Did you know that Donald Trump is not only the world's first ambulatory merkin, but also a wizard? Like a whale that sprouted eyebrows and a strangely puckered mouth hole, Trump yesterday told an audience that he possesses a sort of refined terrorism sonar that must certainly put him ahead of the other candidates in a crowded Republican field.

“In my book I predicted terrorism because I can feel it,” he told a rapt crowd at crowd at Tennessee’s Knoxville Convention Center last night. “I can feel it like I feel a good location.” Like these?

Trump maintains that proof of his gift is evident in the pages of his 2000 book, The America We Deserve, in which he warned of the wrath of Osama Bin Laden. He also predicted that WMDs would be used on an American city, but no matter: “I really believe I have an instinct for this kind of thing,” he glowed.

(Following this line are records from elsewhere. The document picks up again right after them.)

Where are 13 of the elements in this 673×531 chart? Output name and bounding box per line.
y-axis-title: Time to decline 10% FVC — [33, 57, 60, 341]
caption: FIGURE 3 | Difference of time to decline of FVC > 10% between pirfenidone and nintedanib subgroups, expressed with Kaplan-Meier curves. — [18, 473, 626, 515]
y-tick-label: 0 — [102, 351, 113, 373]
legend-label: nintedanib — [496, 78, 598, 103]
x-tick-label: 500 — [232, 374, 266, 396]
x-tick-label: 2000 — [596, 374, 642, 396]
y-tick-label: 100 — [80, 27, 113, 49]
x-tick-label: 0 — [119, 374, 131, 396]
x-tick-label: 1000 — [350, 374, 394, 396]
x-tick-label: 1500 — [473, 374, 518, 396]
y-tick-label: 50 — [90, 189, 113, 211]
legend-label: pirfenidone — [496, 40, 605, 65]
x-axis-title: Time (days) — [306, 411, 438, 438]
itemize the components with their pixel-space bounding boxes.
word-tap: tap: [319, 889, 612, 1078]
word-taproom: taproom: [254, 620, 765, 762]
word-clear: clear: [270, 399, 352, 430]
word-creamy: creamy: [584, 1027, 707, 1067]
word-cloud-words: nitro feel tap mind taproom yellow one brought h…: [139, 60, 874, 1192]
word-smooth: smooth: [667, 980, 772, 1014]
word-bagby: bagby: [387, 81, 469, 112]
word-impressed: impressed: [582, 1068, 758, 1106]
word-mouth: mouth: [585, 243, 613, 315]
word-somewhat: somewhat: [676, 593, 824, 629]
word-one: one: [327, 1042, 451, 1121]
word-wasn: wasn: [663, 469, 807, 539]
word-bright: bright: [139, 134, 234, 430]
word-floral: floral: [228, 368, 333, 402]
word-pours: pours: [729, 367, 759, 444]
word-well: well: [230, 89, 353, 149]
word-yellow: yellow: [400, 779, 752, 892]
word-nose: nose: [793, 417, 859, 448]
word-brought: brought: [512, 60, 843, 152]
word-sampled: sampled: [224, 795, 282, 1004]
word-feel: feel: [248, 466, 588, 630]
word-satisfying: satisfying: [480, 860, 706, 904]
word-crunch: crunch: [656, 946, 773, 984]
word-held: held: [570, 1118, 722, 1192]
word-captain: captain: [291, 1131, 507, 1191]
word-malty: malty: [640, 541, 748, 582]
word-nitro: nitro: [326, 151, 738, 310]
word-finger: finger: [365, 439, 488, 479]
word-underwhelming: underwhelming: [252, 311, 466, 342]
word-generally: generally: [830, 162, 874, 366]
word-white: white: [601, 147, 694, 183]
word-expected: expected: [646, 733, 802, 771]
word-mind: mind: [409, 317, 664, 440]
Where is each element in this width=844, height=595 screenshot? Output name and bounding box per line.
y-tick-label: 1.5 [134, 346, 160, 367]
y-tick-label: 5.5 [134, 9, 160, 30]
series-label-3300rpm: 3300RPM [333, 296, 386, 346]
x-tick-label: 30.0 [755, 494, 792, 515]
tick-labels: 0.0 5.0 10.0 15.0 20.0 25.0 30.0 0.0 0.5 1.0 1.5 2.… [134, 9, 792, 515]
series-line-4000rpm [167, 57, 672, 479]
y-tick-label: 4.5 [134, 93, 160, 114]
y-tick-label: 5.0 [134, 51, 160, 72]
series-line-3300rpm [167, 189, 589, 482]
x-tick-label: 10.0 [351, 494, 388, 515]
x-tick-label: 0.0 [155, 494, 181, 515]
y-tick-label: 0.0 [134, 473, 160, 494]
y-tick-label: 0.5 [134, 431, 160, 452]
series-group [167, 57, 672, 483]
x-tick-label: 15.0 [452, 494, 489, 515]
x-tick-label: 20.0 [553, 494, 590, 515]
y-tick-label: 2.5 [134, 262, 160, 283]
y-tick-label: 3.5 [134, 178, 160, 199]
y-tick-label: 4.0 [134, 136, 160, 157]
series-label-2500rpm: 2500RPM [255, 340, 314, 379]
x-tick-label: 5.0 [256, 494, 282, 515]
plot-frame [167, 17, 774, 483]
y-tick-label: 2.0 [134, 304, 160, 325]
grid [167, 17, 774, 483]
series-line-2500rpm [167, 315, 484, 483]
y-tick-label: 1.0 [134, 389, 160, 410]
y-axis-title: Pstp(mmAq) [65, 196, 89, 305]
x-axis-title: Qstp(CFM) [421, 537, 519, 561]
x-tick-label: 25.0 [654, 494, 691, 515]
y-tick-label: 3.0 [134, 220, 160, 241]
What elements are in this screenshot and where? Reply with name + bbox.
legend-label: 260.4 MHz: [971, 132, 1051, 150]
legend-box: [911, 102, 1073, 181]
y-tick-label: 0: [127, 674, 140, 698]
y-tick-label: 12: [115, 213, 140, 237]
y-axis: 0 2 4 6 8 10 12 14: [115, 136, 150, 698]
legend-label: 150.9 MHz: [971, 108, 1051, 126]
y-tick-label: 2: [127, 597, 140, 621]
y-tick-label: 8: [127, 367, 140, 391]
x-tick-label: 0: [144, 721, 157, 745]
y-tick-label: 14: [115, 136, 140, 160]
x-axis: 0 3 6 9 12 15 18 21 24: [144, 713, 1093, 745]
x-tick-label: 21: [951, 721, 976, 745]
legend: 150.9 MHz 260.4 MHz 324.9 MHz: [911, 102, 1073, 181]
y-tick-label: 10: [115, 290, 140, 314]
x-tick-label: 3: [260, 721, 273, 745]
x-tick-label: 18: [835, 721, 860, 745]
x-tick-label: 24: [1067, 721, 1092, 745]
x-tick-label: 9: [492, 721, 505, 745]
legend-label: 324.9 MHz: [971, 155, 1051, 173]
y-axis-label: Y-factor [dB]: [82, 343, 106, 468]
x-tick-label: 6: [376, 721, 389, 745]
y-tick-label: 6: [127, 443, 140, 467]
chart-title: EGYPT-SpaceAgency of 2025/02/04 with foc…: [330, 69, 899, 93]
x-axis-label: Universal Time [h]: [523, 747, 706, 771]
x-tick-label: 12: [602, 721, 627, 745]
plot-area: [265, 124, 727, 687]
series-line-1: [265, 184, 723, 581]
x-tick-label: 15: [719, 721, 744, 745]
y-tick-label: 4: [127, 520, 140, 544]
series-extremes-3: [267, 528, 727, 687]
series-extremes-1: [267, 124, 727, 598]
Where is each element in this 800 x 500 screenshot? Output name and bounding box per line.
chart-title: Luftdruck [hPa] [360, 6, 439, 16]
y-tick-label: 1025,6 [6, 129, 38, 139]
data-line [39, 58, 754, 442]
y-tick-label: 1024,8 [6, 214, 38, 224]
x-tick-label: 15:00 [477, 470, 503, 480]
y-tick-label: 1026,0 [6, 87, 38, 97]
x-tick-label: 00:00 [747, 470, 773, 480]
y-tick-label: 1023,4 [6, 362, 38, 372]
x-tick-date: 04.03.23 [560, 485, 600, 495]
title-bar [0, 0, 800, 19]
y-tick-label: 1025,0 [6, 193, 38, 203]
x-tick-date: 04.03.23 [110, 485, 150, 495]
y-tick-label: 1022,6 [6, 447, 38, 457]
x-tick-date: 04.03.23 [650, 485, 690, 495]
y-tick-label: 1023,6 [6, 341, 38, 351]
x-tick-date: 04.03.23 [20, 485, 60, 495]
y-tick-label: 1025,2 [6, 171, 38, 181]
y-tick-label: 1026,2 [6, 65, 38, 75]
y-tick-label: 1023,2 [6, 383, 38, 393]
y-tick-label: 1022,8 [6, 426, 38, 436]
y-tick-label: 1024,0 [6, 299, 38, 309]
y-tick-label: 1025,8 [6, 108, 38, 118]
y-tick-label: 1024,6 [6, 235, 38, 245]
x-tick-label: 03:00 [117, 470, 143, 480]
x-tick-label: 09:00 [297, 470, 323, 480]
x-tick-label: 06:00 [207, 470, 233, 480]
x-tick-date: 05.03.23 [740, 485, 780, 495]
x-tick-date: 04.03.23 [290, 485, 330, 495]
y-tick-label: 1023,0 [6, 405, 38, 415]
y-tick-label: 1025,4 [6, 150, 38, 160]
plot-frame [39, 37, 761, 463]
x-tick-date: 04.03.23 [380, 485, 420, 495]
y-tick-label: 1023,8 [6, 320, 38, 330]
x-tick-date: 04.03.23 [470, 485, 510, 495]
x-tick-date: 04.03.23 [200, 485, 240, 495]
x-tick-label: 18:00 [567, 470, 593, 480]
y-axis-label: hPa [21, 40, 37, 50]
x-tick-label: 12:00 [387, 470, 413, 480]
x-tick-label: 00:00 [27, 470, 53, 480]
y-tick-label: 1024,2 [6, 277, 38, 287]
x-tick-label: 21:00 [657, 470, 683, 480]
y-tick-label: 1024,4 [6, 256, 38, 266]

Trump did not use his powers to warn Paris of its impending attacks, however. And it doesn't seem like he'd use them to herald any sort of future peace, either, offering during a speech in Iowa that he would "bomb the shit" out of ISIS's oil fields and instate a ring of protective troops as they were rebuilt. He'd then build a "big, beautiful safe zone" using his real estate chops.

Regardless of Trump's powers as soothsayer, he doesn't have an especially strong grip on readily available facts. The fact-checking website Politifact identifies 61 percent of Trump's public claims as utterly false, with an additional 13 percent as "mostly false."

But what is primary season if not a prolonged opportunity for presidential hopefuls to spew whatever farcical pablum they want—unsourced data are delivered as irrefutable fact, irrefutable facts are pieced together through some grab bag of half-truths and bald-faced lies, and promises of a unicorn in every pot is delivered with a straight face and an assertive thumb gesture. As Trump said in his own pat phrasing: "How stupid are the people of the country to believe this crap?"